Marò, cosa vuole ottenere l'Italia Tutti gli errori in tre anni e mezzo

Amburgo, parte l'arbitrato internazionale per i due marò: gli errori dei governi italiani e cosa si può ottenere subito



@juan_r



Ci sono voluti tre anni e sei mesi perché la drammatica vicenda dei due Marò, Salvatore Girone e Massimiliano Latorre, finisse al Tribunale internazionale per il diritto del mare ad Amburgo, in Germania, chiamato ora a risolvere la questione tra l'Italia e l'India dopo il palese fallimento di ogni tentativo diplomatico e politico portato avanti finora da tre governi italiani. Il processo partito questa mattina, 10 agosto, è destinato a durare almeno due anni, ma già entro la fine di agosto la Corte internazionale dovrà esprimersi sulle prime richieste avanzate dalla difesa italiana e, naturalmente, contestate dall'accusa indiana.

Gli errori - Lo strumento dell'arbitrato internazionale è arrivato solo dopo una lunga serie di errori commessi in particolare dal fronte italiano, come spiega sul Corriere della sera Franco Venturini. Subito dopo la morte dei due pescatori indiani, scambiati dai due militari italiani per due pirati, la nave Enrica Lexie, sulla quale Girone e Latorre prestavano servizio di sicurezza, fu fatta entrare nel porto di Kochi, quindi in acque indiane. Da quel momento le autorità e i tribunali indiani hanno contrapposto diversi rinvii, alcuni palesemente provocatori, a fronte della confusa e inefficace azione diplomatica italiana. Poco e niente hanno potuto fare gli alleati come Stati Uniti e Gran Bretagna per mettere pressione a Nuova Delhi, considerando che la vicenda dei Marò si è trasformata presto in una questione di dignità nazionale. Motivo per cui la stessa italiana Sonia Gandhi, leader del principale partito indiano dell'epoca, ben poco ha potuto incidere per sbloccare la situazione.

L'illusione - Nel 2014 è diventato premier Narendra Modi, leader del partito nazionalista indiano, ma con posizioni moderate nei confronti della vicenda dei due Marò. Il governo Renzi ha quindi immaginato una nuova e speranzosa apertura al dialogo, ma nella sostanza nulla è cambiato, facendo passare altro tempo inutilmente. Lo scorso giugno, quindi, l'Italia ha deciso di affidarsi al Tribunale internazionale, non essendoci più alternative.

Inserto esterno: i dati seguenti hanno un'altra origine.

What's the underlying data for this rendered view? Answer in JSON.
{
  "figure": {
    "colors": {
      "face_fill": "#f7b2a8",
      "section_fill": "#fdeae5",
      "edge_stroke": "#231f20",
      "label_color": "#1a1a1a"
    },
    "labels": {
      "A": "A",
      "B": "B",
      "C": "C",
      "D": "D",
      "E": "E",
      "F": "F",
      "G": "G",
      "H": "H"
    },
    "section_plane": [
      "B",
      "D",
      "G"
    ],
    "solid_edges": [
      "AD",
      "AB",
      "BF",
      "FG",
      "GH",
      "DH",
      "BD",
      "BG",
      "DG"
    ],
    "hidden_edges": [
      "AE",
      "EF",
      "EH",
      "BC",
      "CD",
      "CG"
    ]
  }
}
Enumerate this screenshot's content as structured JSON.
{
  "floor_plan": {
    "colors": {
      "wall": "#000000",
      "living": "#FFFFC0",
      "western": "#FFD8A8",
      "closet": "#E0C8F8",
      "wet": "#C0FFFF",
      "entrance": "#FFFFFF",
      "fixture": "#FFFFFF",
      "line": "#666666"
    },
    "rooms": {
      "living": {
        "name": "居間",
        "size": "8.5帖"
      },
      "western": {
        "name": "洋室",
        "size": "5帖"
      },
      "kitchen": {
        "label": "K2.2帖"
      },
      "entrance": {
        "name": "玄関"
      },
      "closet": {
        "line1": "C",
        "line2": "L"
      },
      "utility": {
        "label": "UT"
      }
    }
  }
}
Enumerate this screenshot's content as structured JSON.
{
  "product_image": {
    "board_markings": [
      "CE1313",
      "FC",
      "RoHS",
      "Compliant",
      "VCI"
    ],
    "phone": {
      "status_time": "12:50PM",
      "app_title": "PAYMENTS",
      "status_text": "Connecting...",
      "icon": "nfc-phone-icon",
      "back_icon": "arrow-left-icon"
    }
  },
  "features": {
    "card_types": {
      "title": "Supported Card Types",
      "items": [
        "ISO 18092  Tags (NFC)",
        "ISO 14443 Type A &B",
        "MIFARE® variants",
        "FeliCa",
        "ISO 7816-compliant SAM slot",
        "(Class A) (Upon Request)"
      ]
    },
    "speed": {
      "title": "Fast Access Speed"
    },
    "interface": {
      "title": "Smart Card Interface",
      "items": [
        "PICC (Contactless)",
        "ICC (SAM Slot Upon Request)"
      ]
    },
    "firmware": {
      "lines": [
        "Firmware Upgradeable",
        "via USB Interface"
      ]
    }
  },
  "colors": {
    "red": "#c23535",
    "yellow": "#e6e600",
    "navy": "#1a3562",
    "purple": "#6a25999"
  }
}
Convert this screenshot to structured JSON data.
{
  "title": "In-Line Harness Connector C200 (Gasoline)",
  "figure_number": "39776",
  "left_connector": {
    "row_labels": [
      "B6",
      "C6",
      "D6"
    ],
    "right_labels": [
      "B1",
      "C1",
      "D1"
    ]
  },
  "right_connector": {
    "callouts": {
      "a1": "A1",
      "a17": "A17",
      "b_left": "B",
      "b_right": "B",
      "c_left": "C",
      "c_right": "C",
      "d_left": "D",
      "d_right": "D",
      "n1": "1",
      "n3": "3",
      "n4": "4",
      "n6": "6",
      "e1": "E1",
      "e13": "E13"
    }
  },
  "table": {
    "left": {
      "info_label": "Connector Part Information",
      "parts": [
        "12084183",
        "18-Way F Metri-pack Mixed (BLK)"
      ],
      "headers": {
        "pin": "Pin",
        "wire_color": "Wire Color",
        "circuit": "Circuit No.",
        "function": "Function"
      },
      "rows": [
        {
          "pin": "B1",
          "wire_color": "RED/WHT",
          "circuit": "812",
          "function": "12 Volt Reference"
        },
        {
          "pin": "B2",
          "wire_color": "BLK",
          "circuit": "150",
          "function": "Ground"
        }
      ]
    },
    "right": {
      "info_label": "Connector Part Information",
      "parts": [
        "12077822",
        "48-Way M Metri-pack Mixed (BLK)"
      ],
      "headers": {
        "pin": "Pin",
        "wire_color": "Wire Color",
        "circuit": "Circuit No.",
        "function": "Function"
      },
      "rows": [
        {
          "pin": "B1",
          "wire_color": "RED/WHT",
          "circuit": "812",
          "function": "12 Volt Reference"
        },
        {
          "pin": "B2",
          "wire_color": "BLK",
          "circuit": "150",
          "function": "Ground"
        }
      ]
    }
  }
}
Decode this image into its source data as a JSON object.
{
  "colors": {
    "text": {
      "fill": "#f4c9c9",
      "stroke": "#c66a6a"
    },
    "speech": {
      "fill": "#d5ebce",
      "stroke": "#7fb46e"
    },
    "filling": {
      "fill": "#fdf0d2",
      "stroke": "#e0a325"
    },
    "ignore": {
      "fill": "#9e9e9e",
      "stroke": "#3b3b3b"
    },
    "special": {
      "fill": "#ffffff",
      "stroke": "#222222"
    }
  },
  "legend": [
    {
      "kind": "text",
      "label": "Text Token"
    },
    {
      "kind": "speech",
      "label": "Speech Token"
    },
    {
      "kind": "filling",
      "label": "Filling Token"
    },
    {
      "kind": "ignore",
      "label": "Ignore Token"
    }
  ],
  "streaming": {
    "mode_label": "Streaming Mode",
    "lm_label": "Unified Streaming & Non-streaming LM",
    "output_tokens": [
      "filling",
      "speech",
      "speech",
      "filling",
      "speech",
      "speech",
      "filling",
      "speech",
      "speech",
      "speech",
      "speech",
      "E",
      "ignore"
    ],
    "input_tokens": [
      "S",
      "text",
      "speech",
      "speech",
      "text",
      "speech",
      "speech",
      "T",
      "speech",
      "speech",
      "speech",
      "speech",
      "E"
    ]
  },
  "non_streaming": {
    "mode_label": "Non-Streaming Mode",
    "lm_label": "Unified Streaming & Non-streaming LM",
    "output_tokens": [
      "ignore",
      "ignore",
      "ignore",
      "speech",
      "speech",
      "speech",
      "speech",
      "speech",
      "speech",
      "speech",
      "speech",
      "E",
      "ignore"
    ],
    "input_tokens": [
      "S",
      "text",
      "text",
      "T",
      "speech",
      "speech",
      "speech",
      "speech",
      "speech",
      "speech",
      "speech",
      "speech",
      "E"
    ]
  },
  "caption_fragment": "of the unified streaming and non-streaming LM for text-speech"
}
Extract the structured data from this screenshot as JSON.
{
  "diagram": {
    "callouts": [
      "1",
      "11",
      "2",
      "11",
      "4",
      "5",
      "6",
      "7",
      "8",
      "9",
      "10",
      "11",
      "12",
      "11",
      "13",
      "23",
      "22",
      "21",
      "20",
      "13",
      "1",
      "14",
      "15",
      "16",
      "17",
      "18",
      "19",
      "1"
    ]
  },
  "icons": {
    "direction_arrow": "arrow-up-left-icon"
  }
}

Le richieste - Da parte italiana, tre sono le richieste sottoposte alla Corte che sono state avanzate dal capo della squadra di giuristi che rappresenta l'Italia in aula, il britannico sir Daniel Bethlehem. La prima è che Latorre possa rimanere in Italia per continuare a curarsi fino alla fine del dibattimento; la seconda è che Girone, oggi in residenza sorvegliata a Nuova Delhi, possa rientrare in Italia, anche lui fino alla fine della procedura internazionale; la terza è che vengano sospese le azioni penali contro i due marò in India, anche perché finora nessuna corte indiana ha mai formalizzato un'accusa contro i due militari.